Vascular dementia is the second cause of dementia after Alzheimer’s, since it is responsible for around 10-20% of cases, according to the Spanish Society of Geriatrics and Gerontology. One of the reasons why it appears is the disease of small cerebral blood vessels, which restricts the supply of blood and oxygen to the brain, and is related to cognitive decline associated with aging and ischemic strokes.
A group of scientists from the University of Cambridge have developed models similar to small blood vessels in the laboratory with which they have carried out tests to demonstrate how damage to the structure that supports these vessels can cause leaks that lead to pathologies such as vascular dementia and cerebrovascular accidents. Their study has been published in Stem Cell Reports and has also identified a therapeutic target to plug these leaks and prevent small blood vessel disease in the brain.
The main risk factors for developing small blood vessel disease in the brain are hypertension and type 2 diabetes, which usually affect middle-aged people, but there are rare, inherited forms of the disease that can manifest in younger people, around thirty-something years old. In both cases, the characteristics are similar.
Dr. Alessandra Granata, from the Department of Clinical Neurosciences at Cambridge, who led the study, explained that “despite the number of people affected worldwide by small vessel disease, we have few treatments because we do not fully understand What damages blood vessels and causes disease. “Most of what we know about the underlying causes tends to come from animal studies, but what they can tell us is limited.” Therefore, “we turned to stem cells to generate cells from the blood vessels of the brain and create a disease model ‘in a dish’ that mimics what we see in patients.”

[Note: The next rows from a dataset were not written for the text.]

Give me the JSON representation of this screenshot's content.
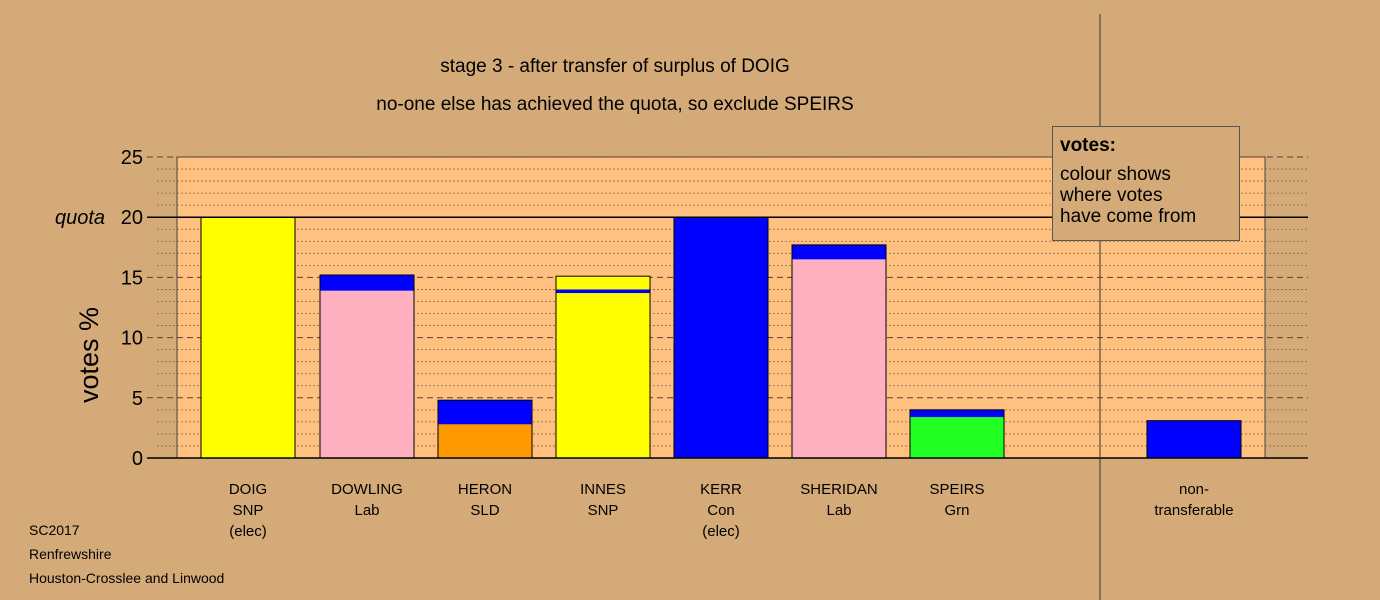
{
  "chart_data": {
    "type": "bar",
    "stacked": true,
    "title": "stage 3 - after transfer of surplus of DOIG",
    "subtitle": "no-one else has achieved the quota, so exclude SPEIRS",
    "ylabel": "votes %",
    "ylim": [
      0,
      25
    ],
    "yticks": [
      "0",
      "5",
      "10",
      "15",
      "20",
      "25"
    ],
    "quota_label": "quota",
    "quota_value": 20,
    "categories": [
      {
        "lines": [
          "DOIG",
          "SNP",
          "(elec)"
        ]
      },
      {
        "lines": [
          "DOWLING",
          "Lab"
        ]
      },
      {
        "lines": [
          "HERON",
          "SLD"
        ]
      },
      {
        "lines": [
          "INNES",
          "SNP"
        ]
      },
      {
        "lines": [
          "KERR",
          "Con",
          "(elec)"
        ]
      },
      {
        "lines": [
          "SHERIDAN",
          "Lab"
        ]
      },
      {
        "lines": [
          "SPEIRS",
          "Grn"
        ]
      },
      {
        "lines": []
      },
      {
        "lines": [
          "non-",
          "transferable"
        ]
      }
    ],
    "bars": [
      [
        {
          "value": 20.0,
          "color": "#ffff00"
        }
      ],
      [
        {
          "value": 13.9,
          "color": "#ffb0c0"
        },
        {
          "value": 1.3,
          "color": "#0000ff"
        }
      ],
      [
        {
          "value": 2.8,
          "color": "#ff9900"
        },
        {
          "value": 2.0,
          "color": "#0000ff"
        }
      ],
      [
        {
          "value": 13.7,
          "color": "#ffff00"
        },
        {
          "value": 0.3,
          "color": "#0000ff"
        },
        {
          "value": 1.1,
          "color": "#ffff00"
        }
      ],
      [
        {
          "value": 20.0,
          "color": "#0000ff"
        }
      ],
      [
        {
          "value": 16.5,
          "color": "#ffb0c0"
        },
        {
          "value": 1.2,
          "color": "#0000ff"
        }
      ],
      [
        {
          "value": 3.4,
          "color": "#22ff22"
        },
        {
          "value": 0.6,
          "color": "#0000ff"
        }
      ],
      [],
      [
        {
          "value": 3.1,
          "color": "#0000ff"
        }
      ]
    ],
    "legend": {
      "title": "votes:",
      "lines": [
        "colour shows",
        "where votes",
        "have come from"
      ],
      "placement": "top-right"
    },
    "grid": true,
    "colors": {
      "background": "#d4aa78",
      "plot_area": "#ffc080",
      "snp": "#ffff00",
      "lab": "#ffb0c0",
      "con": "#0000ff",
      "sld": "#ff9900",
      "grn": "#22ff22"
    }
  },
  "footer": {
    "line1": "SC2017",
    "line2": "Renfrewshire",
    "line3": "Houston-Crosslee and Linwood"
  }
}
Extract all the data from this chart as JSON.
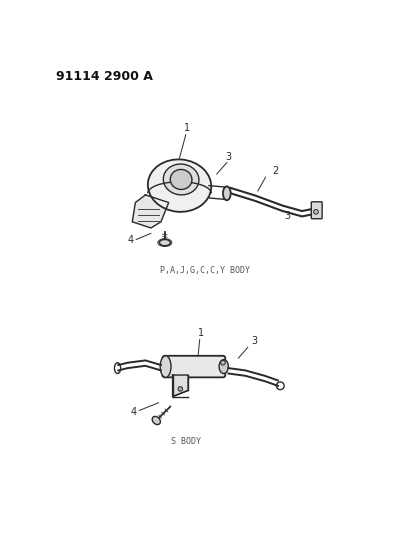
{
  "title": "91114 2900 A",
  "bg_color": "#ffffff",
  "line_color": "#2a2a2a",
  "label1_text": "P,A,J,G,C,C,Y BODY",
  "label2_text": "S BODY",
  "fig_width": 4.01,
  "fig_height": 5.33,
  "dpi": 100,
  "title_fontsize": 9,
  "label_fontsize": 6
}
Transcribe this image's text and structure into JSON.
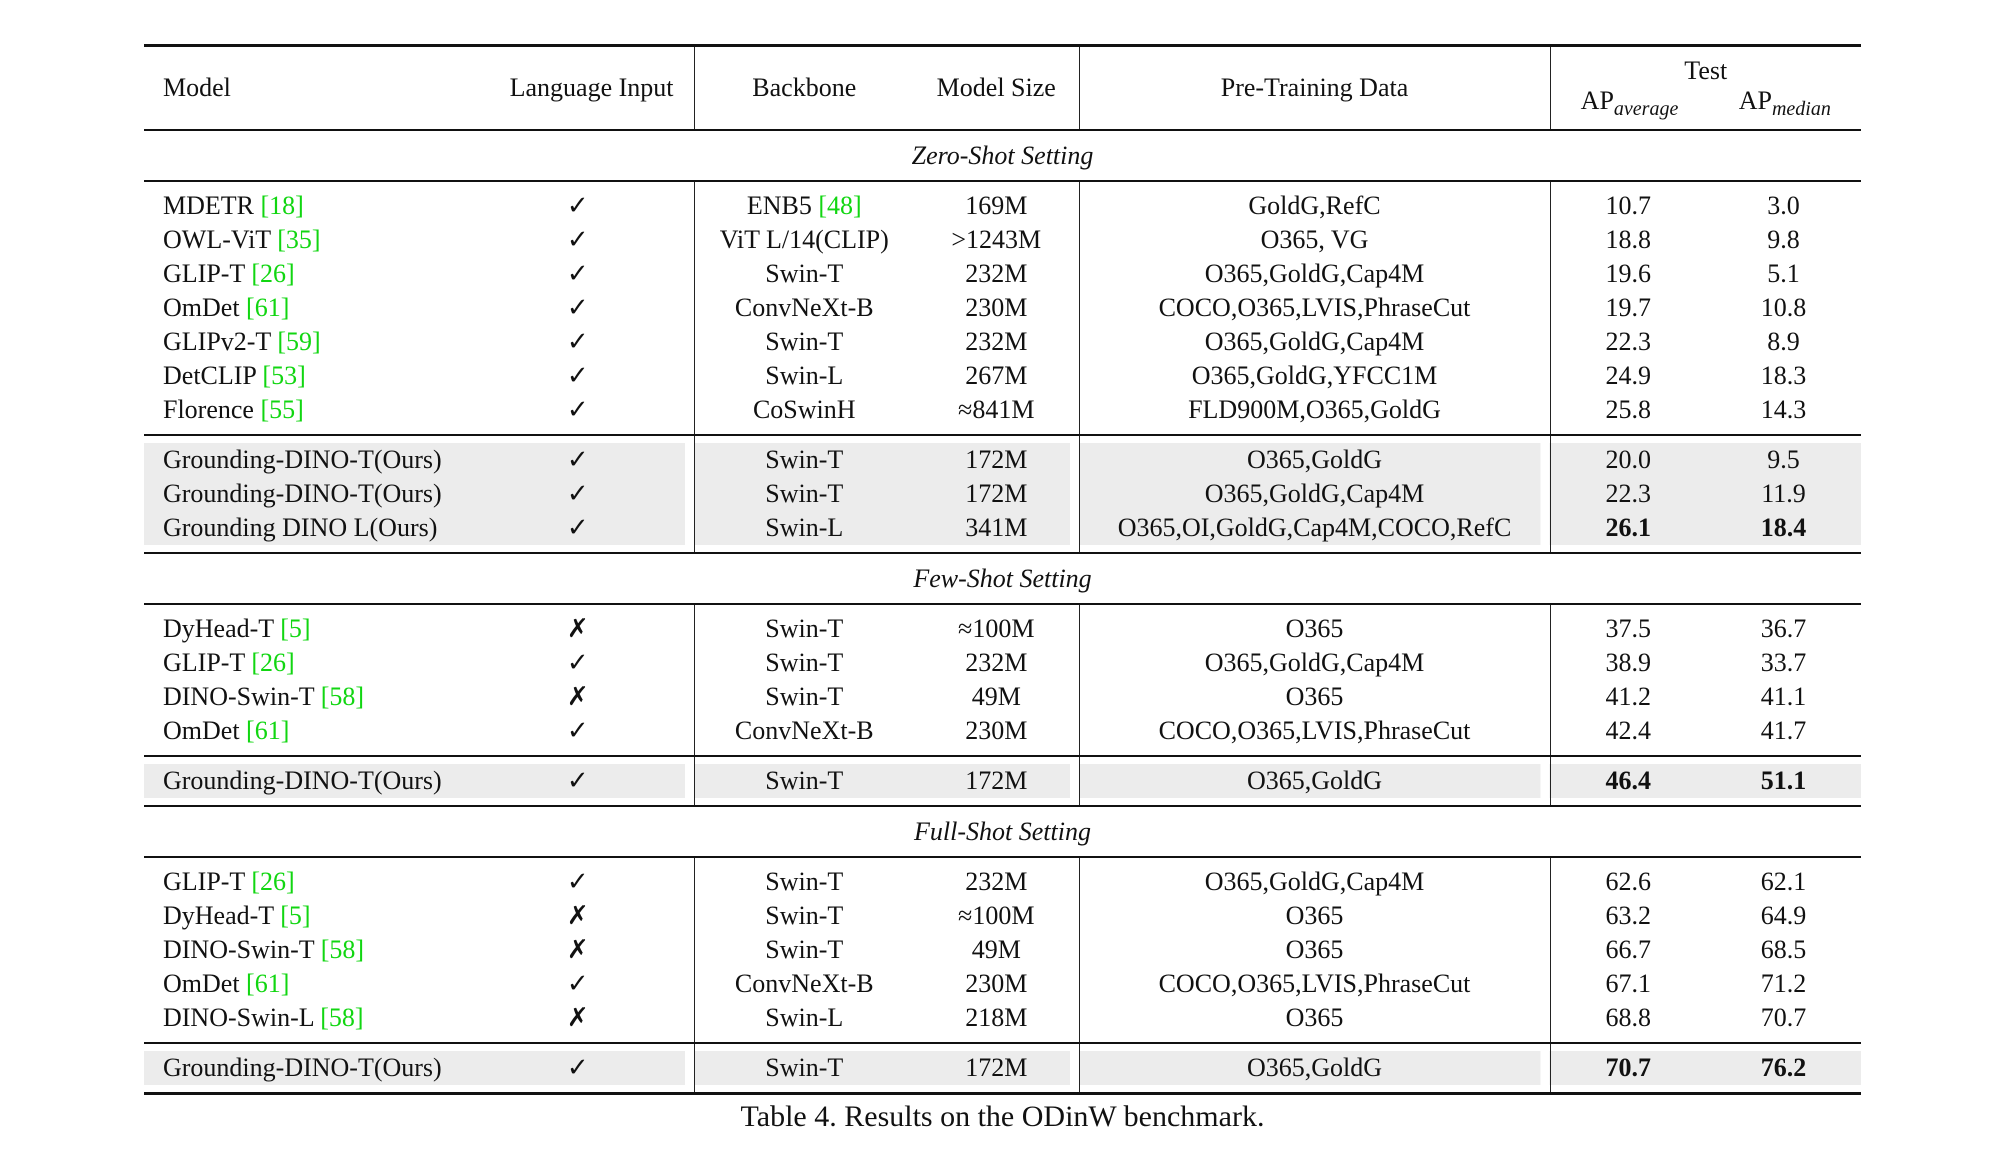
{
  "header": {
    "model": "Model",
    "language_input": "Language Input",
    "backbone": "Backbone",
    "model_size": "Model Size",
    "pretraining_data": "Pre-Training Data",
    "test": "Test",
    "ap": "AP",
    "ap_average_sub": "average",
    "ap_median_sub": "median"
  },
  "check_mark": "✓",
  "cross_mark": "✗",
  "colors": {
    "citation": "#11d611",
    "highlight": "#ececec"
  },
  "sections": [
    {
      "label": "Zero-Shot Setting",
      "groups": [
        [
          {
            "model": "MDETR",
            "cite": "[18]",
            "lang": true,
            "backbone": "ENB5",
            "backbone_cite": "[48]",
            "size": "169M",
            "data": "GoldG,RefC",
            "ap_avg": "10.7",
            "ap_med": "3.0"
          },
          {
            "model": "OWL-ViT",
            "cite": "[35]",
            "lang": true,
            "backbone": "ViT L/14(CLIP)",
            "size": ">1243M",
            "data": "O365, VG",
            "ap_avg": "18.8",
            "ap_med": "9.8"
          },
          {
            "model": "GLIP-T",
            "cite": "[26]",
            "lang": true,
            "backbone": "Swin-T",
            "size": "232M",
            "data": "O365,GoldG,Cap4M",
            "ap_avg": "19.6",
            "ap_med": "5.1"
          },
          {
            "model": "OmDet",
            "cite": "[61]",
            "lang": true,
            "backbone": "ConvNeXt-B",
            "size": "230M",
            "data": "COCO,O365,LVIS,PhraseCut",
            "ap_avg": "19.7",
            "ap_med": "10.8"
          },
          {
            "model": "GLIPv2-T",
            "cite": "[59]",
            "lang": true,
            "backbone": "Swin-T",
            "size": "232M",
            "data": "O365,GoldG,Cap4M",
            "ap_avg": "22.3",
            "ap_med": "8.9"
          },
          {
            "model": "DetCLIP",
            "cite": "[53]",
            "lang": true,
            "backbone": "Swin-L",
            "size": "267M",
            "data": "O365,GoldG,YFCC1M",
            "ap_avg": "24.9",
            "ap_med": "18.3"
          },
          {
            "model": "Florence",
            "cite": "[55]",
            "lang": true,
            "backbone": "CoSwinH",
            "size": "≈841M",
            "data": "FLD900M,O365,GoldG",
            "ap_avg": "25.8",
            "ap_med": "14.3"
          }
        ],
        [
          {
            "model": "Grounding-DINO-T(Ours)",
            "lang": true,
            "backbone": "Swin-T",
            "size": "172M",
            "data": "O365,GoldG",
            "ap_avg": "20.0",
            "ap_med": "9.5",
            "highlight": true
          },
          {
            "model": "Grounding-DINO-T(Ours)",
            "lang": true,
            "backbone": "Swin-T",
            "size": "172M",
            "data": "O365,GoldG,Cap4M",
            "ap_avg": "22.3",
            "ap_med": "11.9",
            "highlight": true
          },
          {
            "model": "Grounding DINO L(Ours)",
            "lang": true,
            "backbone": "Swin-L",
            "size": "341M",
            "data": "O365,OI,GoldG,Cap4M,COCO,RefC",
            "ap_avg": "26.1",
            "ap_med": "18.4",
            "highlight": true,
            "bold": true
          }
        ]
      ]
    },
    {
      "label": "Few-Shot Setting",
      "groups": [
        [
          {
            "model": "DyHead-T",
            "cite": "[5]",
            "lang": false,
            "backbone": "Swin-T",
            "size": "≈100M",
            "data": "O365",
            "ap_avg": "37.5",
            "ap_med": "36.7"
          },
          {
            "model": "GLIP-T",
            "cite": "[26]",
            "lang": true,
            "backbone": "Swin-T",
            "size": "232M",
            "data": "O365,GoldG,Cap4M",
            "ap_avg": "38.9",
            "ap_med": "33.7"
          },
          {
            "model": "DINO-Swin-T",
            "cite": "[58]",
            "lang": false,
            "backbone": "Swin-T",
            "size": "49M",
            "data": "O365",
            "ap_avg": "41.2",
            "ap_med": "41.1"
          },
          {
            "model": "OmDet",
            "cite": "[61]",
            "lang": true,
            "backbone": "ConvNeXt-B",
            "size": "230M",
            "data": "COCO,O365,LVIS,PhraseCut",
            "ap_avg": "42.4",
            "ap_med": "41.7"
          }
        ],
        [
          {
            "model": "Grounding-DINO-T(Ours)",
            "lang": true,
            "backbone": "Swin-T",
            "size": "172M",
            "data": "O365,GoldG",
            "ap_avg": "46.4",
            "ap_med": "51.1",
            "highlight": true,
            "bold": true
          }
        ]
      ]
    },
    {
      "label": "Full-Shot Setting",
      "groups": [
        [
          {
            "model": "GLIP-T",
            "cite": "[26]",
            "lang": true,
            "backbone": "Swin-T",
            "size": "232M",
            "data": "O365,GoldG,Cap4M",
            "ap_avg": "62.6",
            "ap_med": "62.1"
          },
          {
            "model": "DyHead-T",
            "cite": "[5]",
            "lang": false,
            "backbone": "Swin-T",
            "size": "≈100M",
            "data": "O365",
            "ap_avg": "63.2",
            "ap_med": "64.9"
          },
          {
            "model": "DINO-Swin-T",
            "cite": "[58]",
            "lang": false,
            "backbone": "Swin-T",
            "size": "49M",
            "data": "O365",
            "ap_avg": "66.7",
            "ap_med": "68.5"
          },
          {
            "model": "OmDet",
            "cite": "[61]",
            "lang": true,
            "backbone": "ConvNeXt-B",
            "size": "230M",
            "data": "COCO,O365,LVIS,PhraseCut",
            "ap_avg": "67.1",
            "ap_med": "71.2"
          },
          {
            "model": "DINO-Swin-L",
            "cite": "[58]",
            "lang": false,
            "backbone": "Swin-L",
            "size": "218M",
            "data": "O365",
            "ap_avg": "68.8",
            "ap_med": "70.7"
          }
        ],
        [
          {
            "model": "Grounding-DINO-T(Ours)",
            "lang": true,
            "backbone": "Swin-T",
            "size": "172M",
            "data": "O365,GoldG",
            "ap_avg": "70.7",
            "ap_med": "76.2",
            "highlight": true,
            "bold": true
          }
        ]
      ]
    }
  ],
  "caption": "Table 4. Results on the ODinW benchmark."
}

Reverse blood vessel damage and stop blood leaks
Scientists at the Victor Phillip Dahdaleh Heart and Lung Research Institute at the University of Cambridge used cells taken from skin biopsies of patients with one of these rare forms of small blood vessel disease caused by a mutation in a gene called COL4.
By reprogramming skin cells they were able to create induced pluripotent stem cells, which have the ability to become almost any type of cell within the body. The team then used these stem cells to generate brain blood vessel cells and create a model of the disease that mimics defects seen in patients’ brain vessels.
The study has identified a therapeutic target to “plug” blood leaks and prevent disease of the small blood vessels in the brain
Our blood vessels are built around a structure known as the extracellular matrix, which is shaped like a network that lines and supports the small blood vessels in the brain. The COL4 gene is important for the health of this matrix, the researchers explained.
In their disease model, they discovered that the extracellular matrix is altered, particularly in the so-called “tight junctions,” which compress the cells. This causes the small blood vessels to leak, a key feature seen in small vessel disease, where blood leaks from the vessels into the brain.
The researchers identified a class of molecules called metalloproteinases (MMPs) that play a key role in this damage. Normally, MMPs help maintain the extracellular matrix, but if too many are produced they can damage the structure. When they treated the blood vessels with drugs that inhibit MMPs (an antibiotic and an anticancer), they found that they reversed the damage and stopped the leak.
“These particular medications have potentially significant side effects, so they would not be viable on their own to treat small vessel disease. But they show that, in theory, targeting MMPs could stop the disease. Our model could be extended relatively easily to test the feasibility of future potential drugs,” concludes Dr. Granata.